In my fantasies about my new life in tropical paradise, I had joined a local mixed gender soccer or basketball team. I was rudely wrenched from this fantasy earlier this week when I was told that soccer and basketball are for boys only and that women play netball in the Solomons.

"Netball? Lame!" My brain thought.

I played netball when I was in primary school but somewhere along the line my brain created a binary thought pattern that characterised netball as lame and girly and basketball as cool and edgey.

I attended 7 different schools between the ages of 3 and 18 and each time I was "the new girl', a similar scenario would develop.

Stage One: the teacher invariably pairs the new girl up with a girl belonging to the second coolest group of girls.

Stage Two: new girl bonds nervously with the second coolest group of girls.

Stage Three: the second coolest group of girls decide to persecute new girl out of their gang for reaons best known only to themselves.

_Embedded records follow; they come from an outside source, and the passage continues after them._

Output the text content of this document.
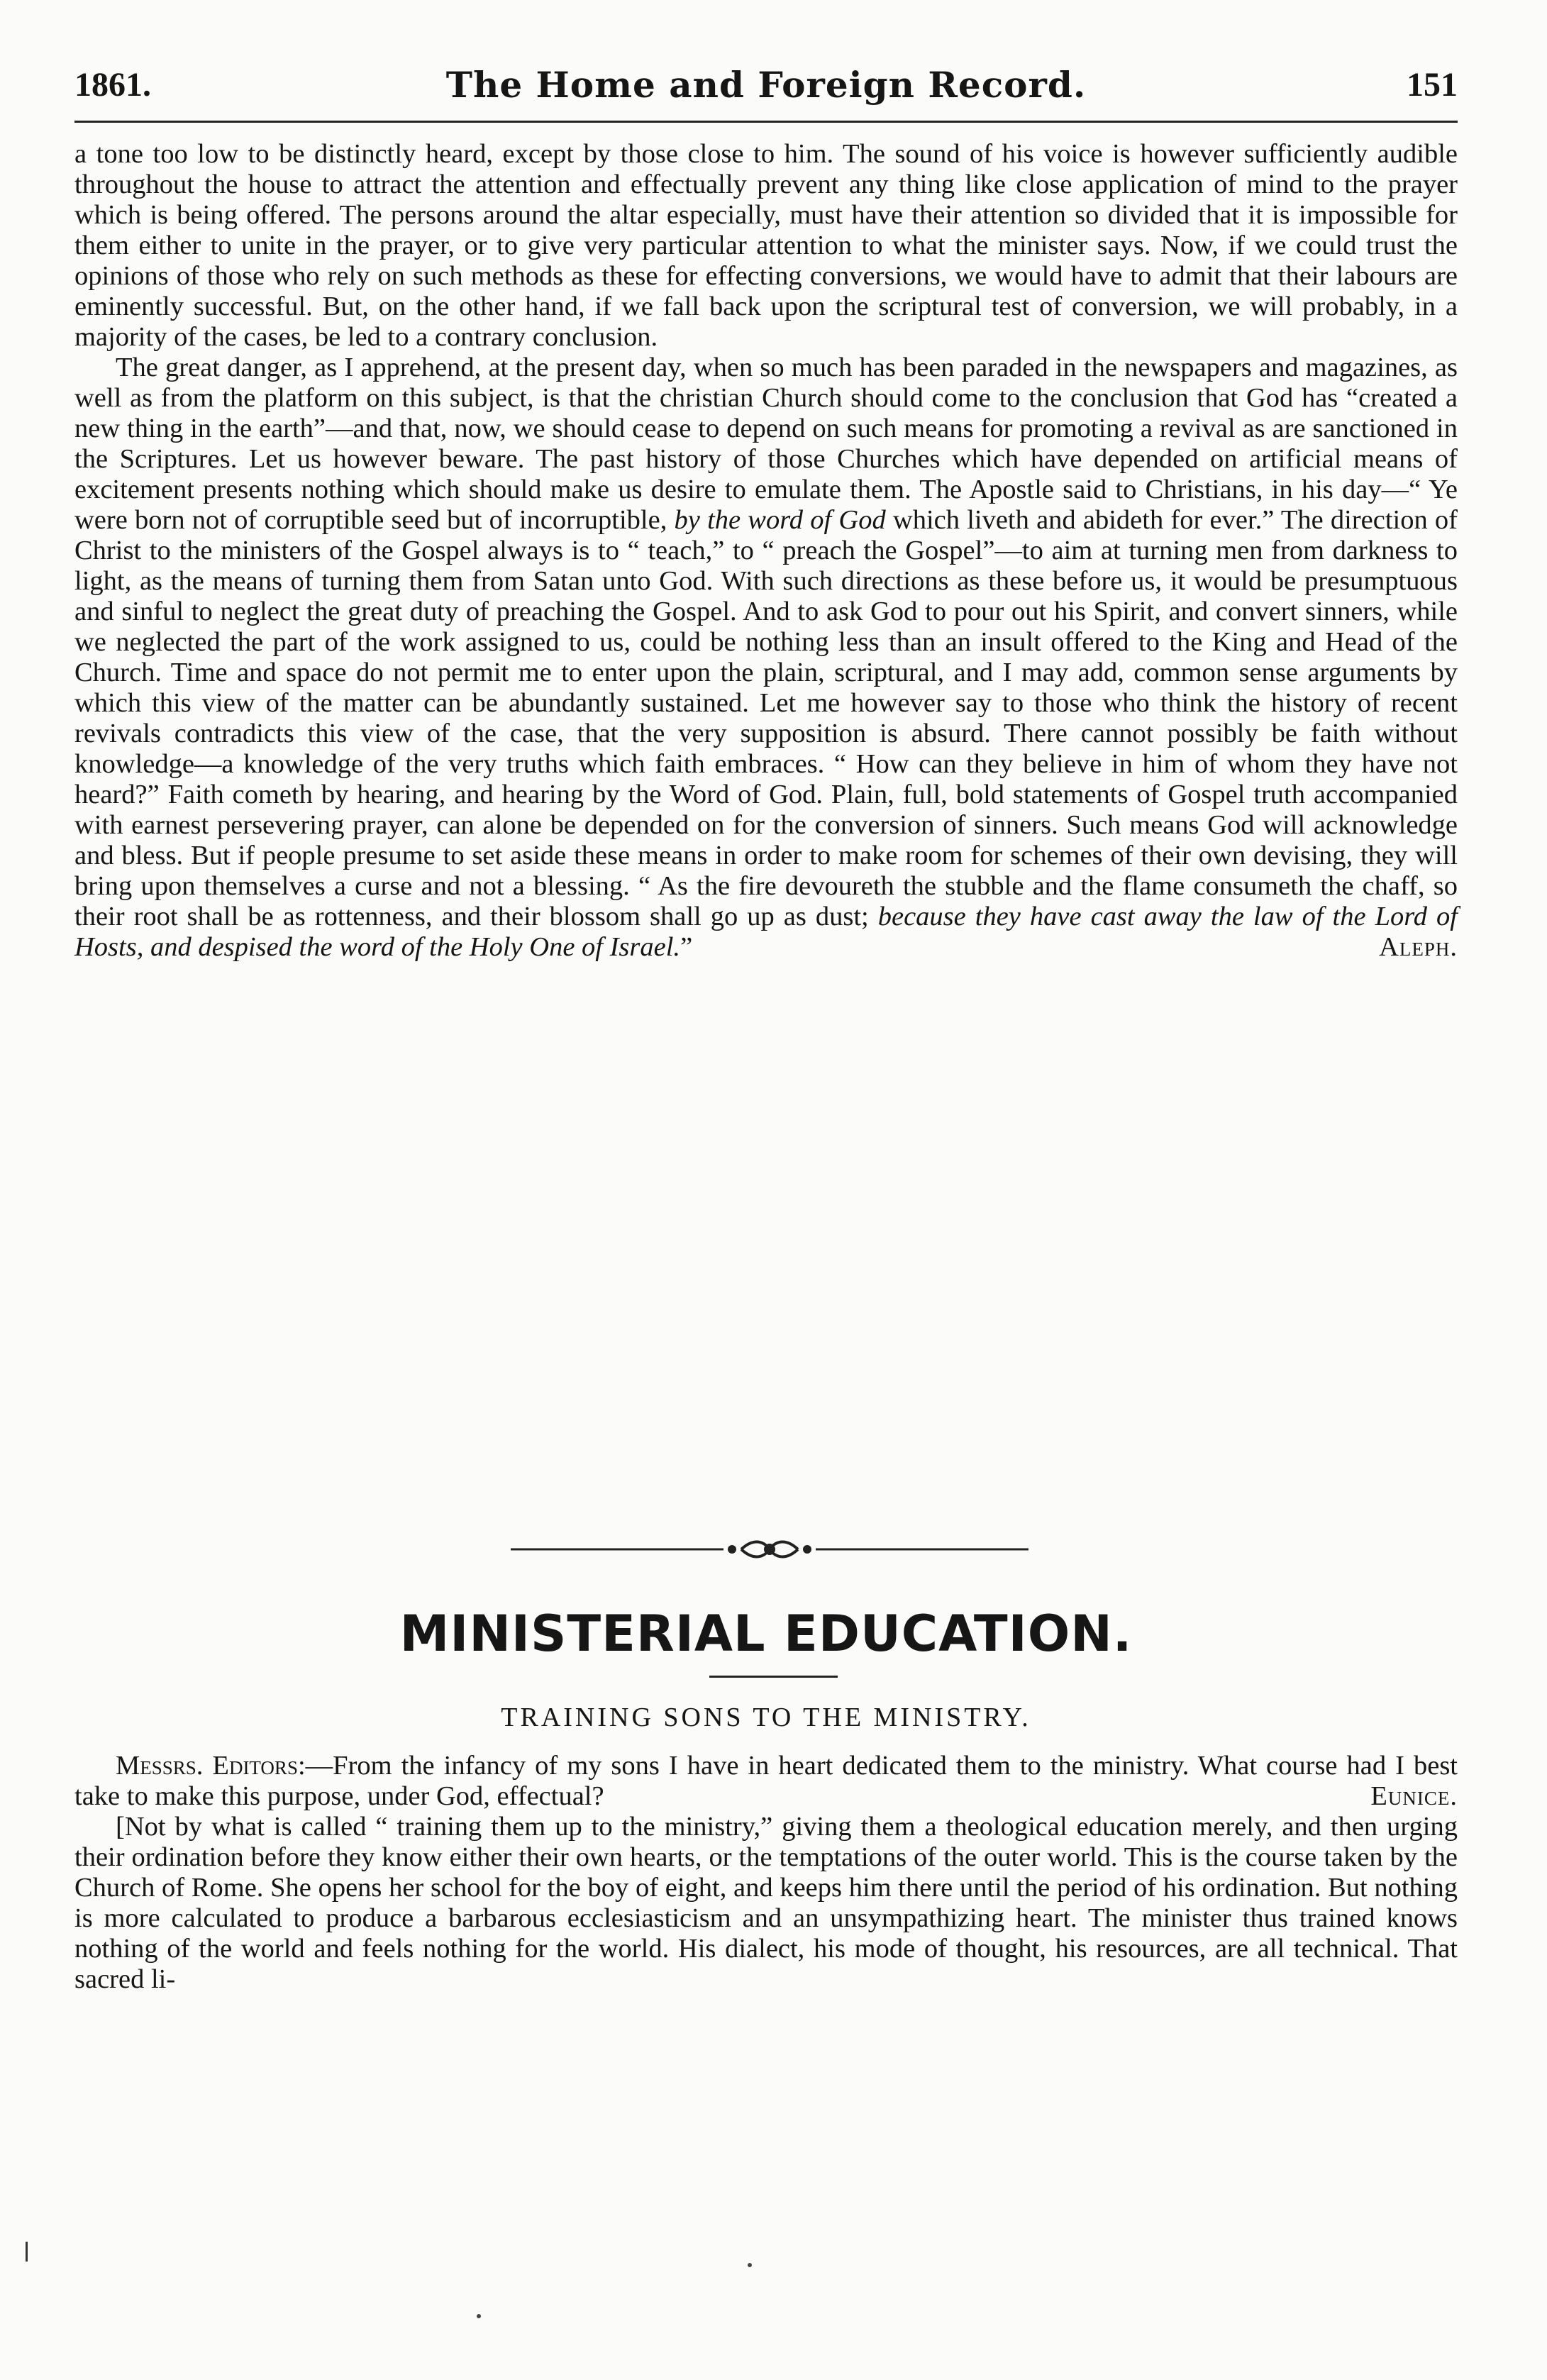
1861.	The Home and Foreign Record.	151

a tone too low to be distinctly heard, except by those close to him. The sound of his voice is however sufficiently audible throughout the house to attract the attention and effectually prevent any thing like close application of mind to the prayer which is being offered. The persons around the altar especially, must have their attention so divided that it is impossible for them either to unite in the prayer, or to give very particular attention to what the minister says. Now, if we could trust the opinions of those who rely on such methods as these for effecting conversions, we would have to admit that their labours are eminently successful. But, on the other hand, if we fall back upon the scriptural test of conversion, we will probably, in a majority of the cases, be led to a contrary conclusion.

The great danger, as I apprehend, at the present day, when so much has been paraded in the newspapers and magazines, as well as from the platform on this subject, is that the christian Church should come to the conclusion that God has “created a new thing in the earth”—and that, now, we should cease to depend on such means for promoting a revival as are sanctioned in the Scriptures. Let us however beware. The past history of those Churches which have depended on artificial means of excitement presents nothing which should make us desire to emulate them. The Apostle said to Christians, in his day—“ Ye were born not of corruptible seed but of incorruptible, by the word of God which liveth and abideth for ever.” The direction of Christ to the ministers of the Gospel always is to “ teach,” to “ preach the Gospel”—to aim at turning men from darkness to light, as the means of turning them from Satan unto God. With such directions as these before us, it would be presumptuous and sinful to neglect the great duty of preaching the Gospel. And to ask God to pour out his Spirit, and convert sinners, while we neglected the part of the work assigned to us, could be nothing less than an insult offered to the King and Head of the Church. Time and space do not permit me to enter upon the plain, scriptural, and I may add, common sense arguments by which this view of the matter can be abundantly sustained. Let me however say to those who think the history of recent revivals contradicts this view of the case, that the very supposition is absurd. There cannot possibly be faith without knowledge—a knowledge of the very truths which faith embraces. “ How can they believe in him of whom they have not heard?” Faith cometh by hearing, and hearing by the Word of God. Plain, full, bold statements of Gospel truth accompanied with earnest persevering prayer, can alone be depended on for the conversion of sinners. Such means God will acknowledge and bless. But if people presume to set aside these means in order to make room for schemes of their own devising, they will bring upon themselves a curse and not a blessing. “ As the fire devoureth the stubble and the flame consumeth the chaff, so their root shall be as rottenness, and their blossom shall go up as dust; because they have cast away the law of the Lord of Hosts, and despised the word of the Holy One of Israel.”	Aleph.

MINISTERIAL EDUCATION.
TRAINING SONS TO THE MINISTRY.

Messrs. Editors:—From the infancy of my sons I have in heart dedicated them to the ministry. What course had I best take to make this purpose, under God, effectual?	Eunice.

[Not by what is called “ training them up to the ministry,” giving them a theological education merely, and then urging their ordination before they know either their own hearts, or the temptations of the outer world. This is the course taken by the Church of Rome. She opens her school for the boy of eight, and keeps him there until the period of his ordination. But nothing is more calculated to produce a barbarous ecclesiasticism and an unsympathizing heart. The minister thus trained knows nothing of the world and feels nothing for the world. His dialect, his mode of thought, his resources, are all technical. That sacred li-
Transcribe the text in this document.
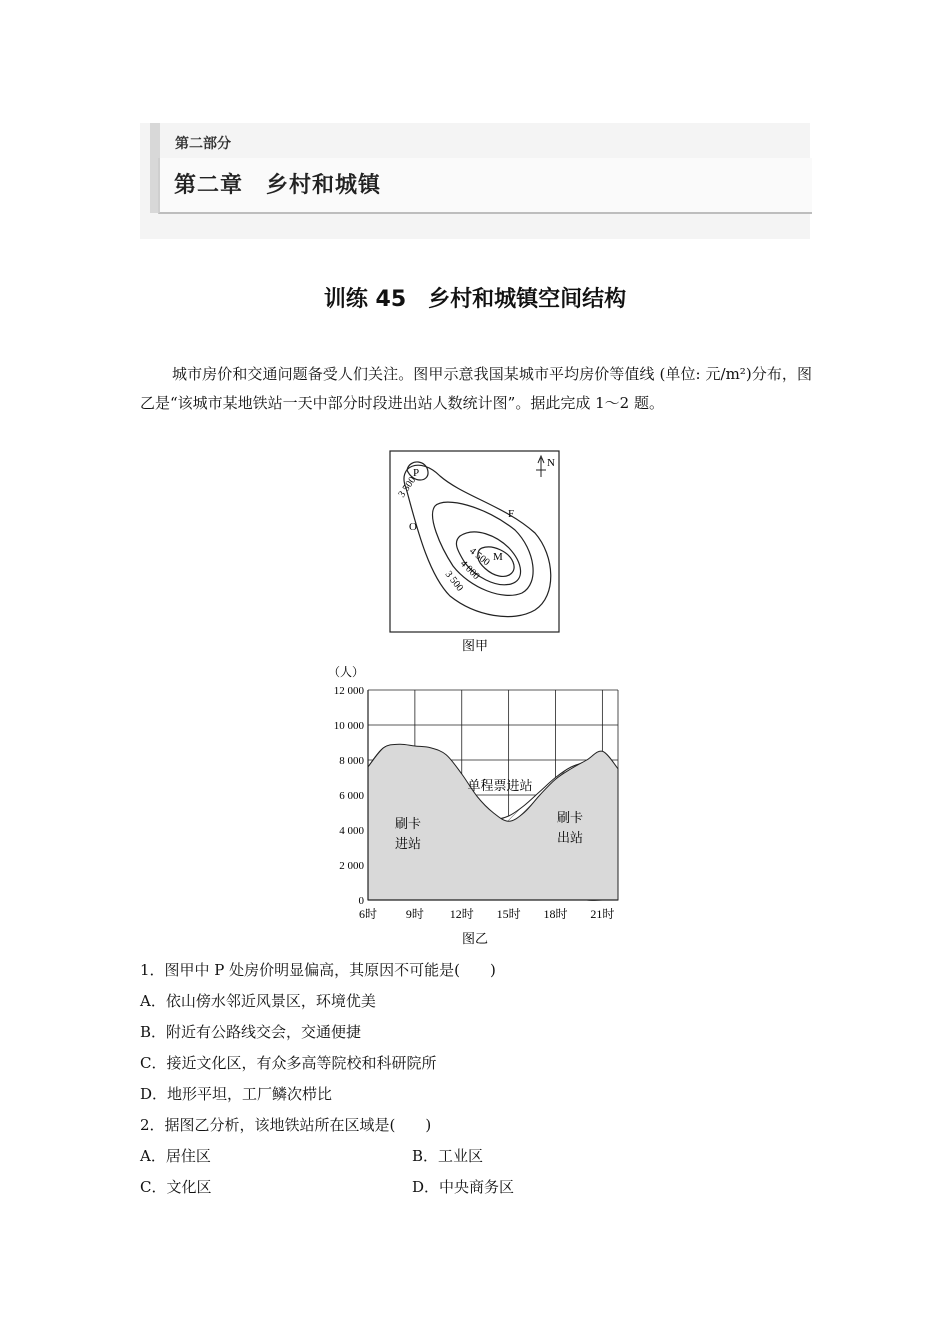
第二部分
第二章　乡村和城镇
训练 45　乡村和城镇空间结构
城市房价和交通问题备受人们关注。图甲示意我国某城市平均房价等值线 (单位: 元/m²)分布，图乙是“该城市某地铁站一天中部分时段进出站人数统计图”。据此完成 1～2 题。
N
P
O
F
M
3 500
4 500
4 000
3 500
图甲
（人）
单程票进站
刷卡
进站
刷卡
出站
图乙
0
2 000
4 000
6 000
8 000
10 000
12 000
6时 9时 12时 15时 18时 21时
1．图甲中 P 处房价明显偏高，其原因不可能是(　　)
A．依山傍水邻近风景区，环境优美
B．附近有公路线交会，交通便捷
C．接近文化区，有众多高等院校和科研院所
D．地形平坦，工厂鳞次栉比
2．据图乙分析，该地铁站所在区域是(　　)
A．居住区	B．工业区
C．文化区	D．中央商务区
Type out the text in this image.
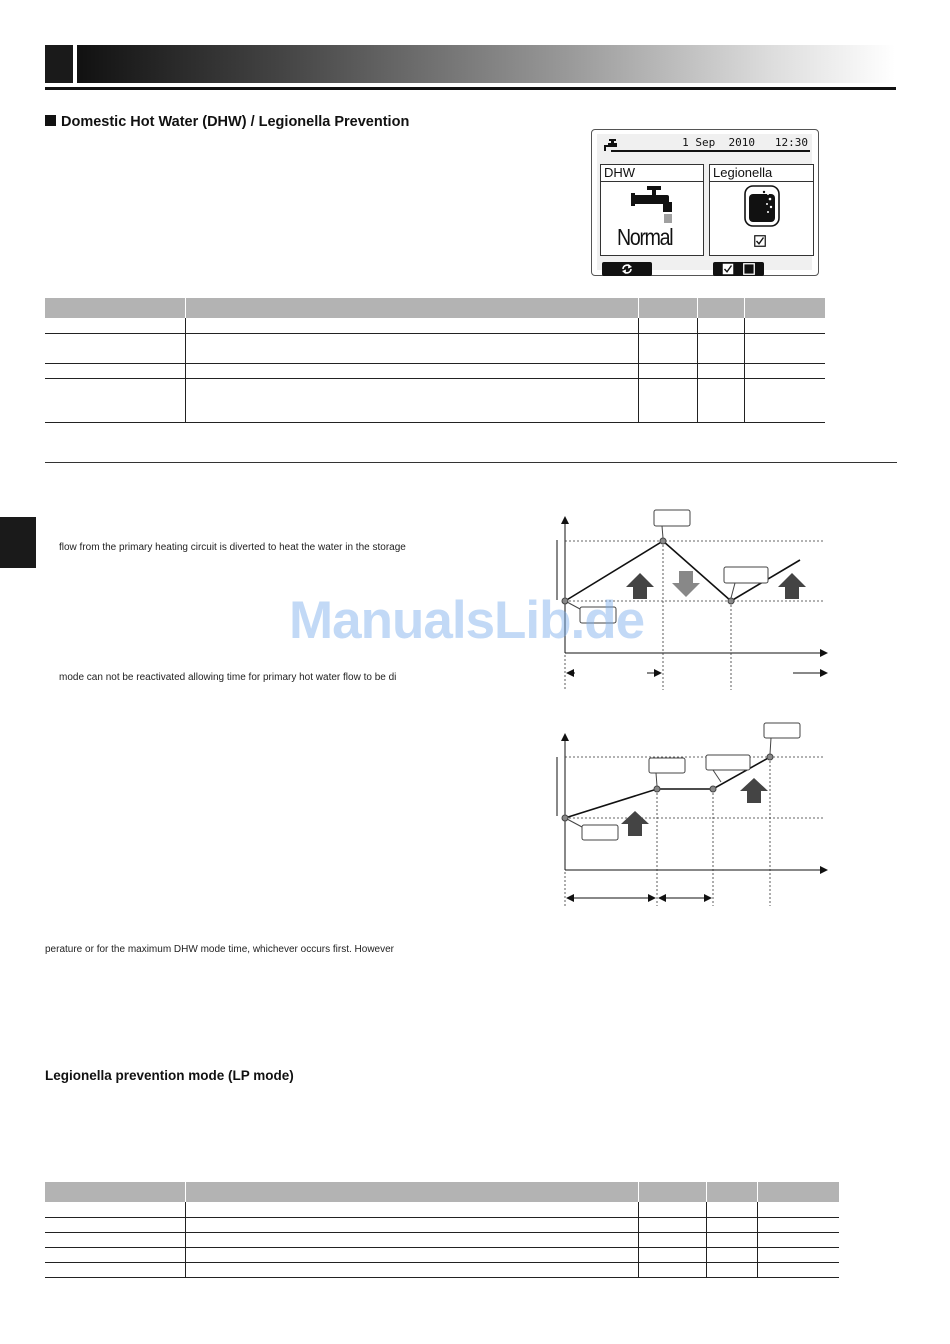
Domestic Hot Water (DHW) / Legionella Prevention
1 Sep  2010   12:30
DHW
Normal
Legionella

flow from the primary heating circuit is diverted to heat the water in the storage
mode can not be reactivated allowing time for primary hot water flow to be di
perature or for the maximum DHW mode time, whichever occurs first. However
ManualsLib.de
Legionella prevention mode (LP mode)
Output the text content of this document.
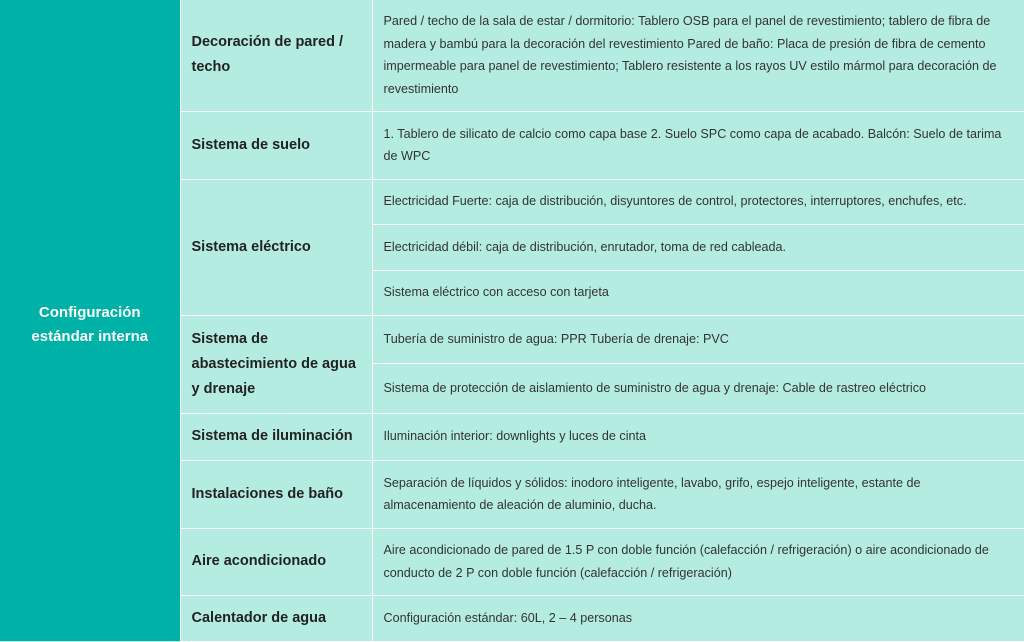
Configuración estándar interna	Decoración de pared / techo	Pared / techo de la sala de estar / dormitorio: Tablero OSB para el panel de revestimiento; tablero de fibra de madera y bambú para la decoración del revestimiento Pared de baño: Placa de presión de fibra de cemento impermeable para panel de revestimiento; Tablero resistente a los rayos UV estilo mármol para decoración de revestimiento
	Sistema de suelo	1. Tablero de silicato de calcio como capa base 2. Suelo SPC como capa de acabado. Balcón: Suelo de tarima de WPC
	Sistema eléctrico	Electricidad Fuerte: caja de distribución, disyuntores de control, protectores, interruptores, enchufes, etc.
		Electricidad débil: caja de distribución, enrutador, toma de red cableada.
		Sistema eléctrico con acceso con tarjeta
	Sistema de abastecimiento de agua y drenaje	Tubería de suministro de agua: PPR Tubería de drenaje: PVC
		Sistema de protección de aislamiento de suministro de agua y drenaje: Cable de rastreo eléctrico
	Sistema de iluminación	Iluminación interior: downlights y luces de cinta
	Instalaciones de baño	Separación de líquidos y sólidos: inodoro inteligente, lavabo, grifo, espejo inteligente, estante de almacenamiento de aleación de aluminio, ducha.
	Aire acondicionado	Aire acondicionado de pared de 1.5 P con doble función (calefacción / refrigeración) o aire acondicionado de conducto de 2 P con doble función (calefacción / refrigeración)
	Calentador de agua	Configuración estándar: 60L, 2 – 4 personas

Stage Four: alone and adrift in the terrifying terrain of the playground, the new girl plays basketball with "the boys" as they are the only ones who will talk to her and not say things like "Is there someone talking or is it the wind blowing in the trees that I can hear?" when the new girl talks.

Stage Five: Coolest group of girls immediately adopts new girl as a strategic move to facilitate romantic trists between themselves and "the boys" ("the boys" of course are infinitely valuable resources in the battle for status and popularity.

And thus was born the idea in my head that basketball was cool and netball was lame.

Years later, you can imagine my shock at having my binary thought pattern ripped in an untimely manner from my world view by the idea that if I was to bond with my fellow Solomon Islanders through the pass time of team sports, I was going to have to join a netball team.

After consirable psychological struggle I have managed to adjust my tropical Solomons fantasy to incorporate netball in place of soccer or basketball. I have the feeling that this will be the first of many challenges to the way I view the world over the next 12 months and I look forward to them all with anticipation.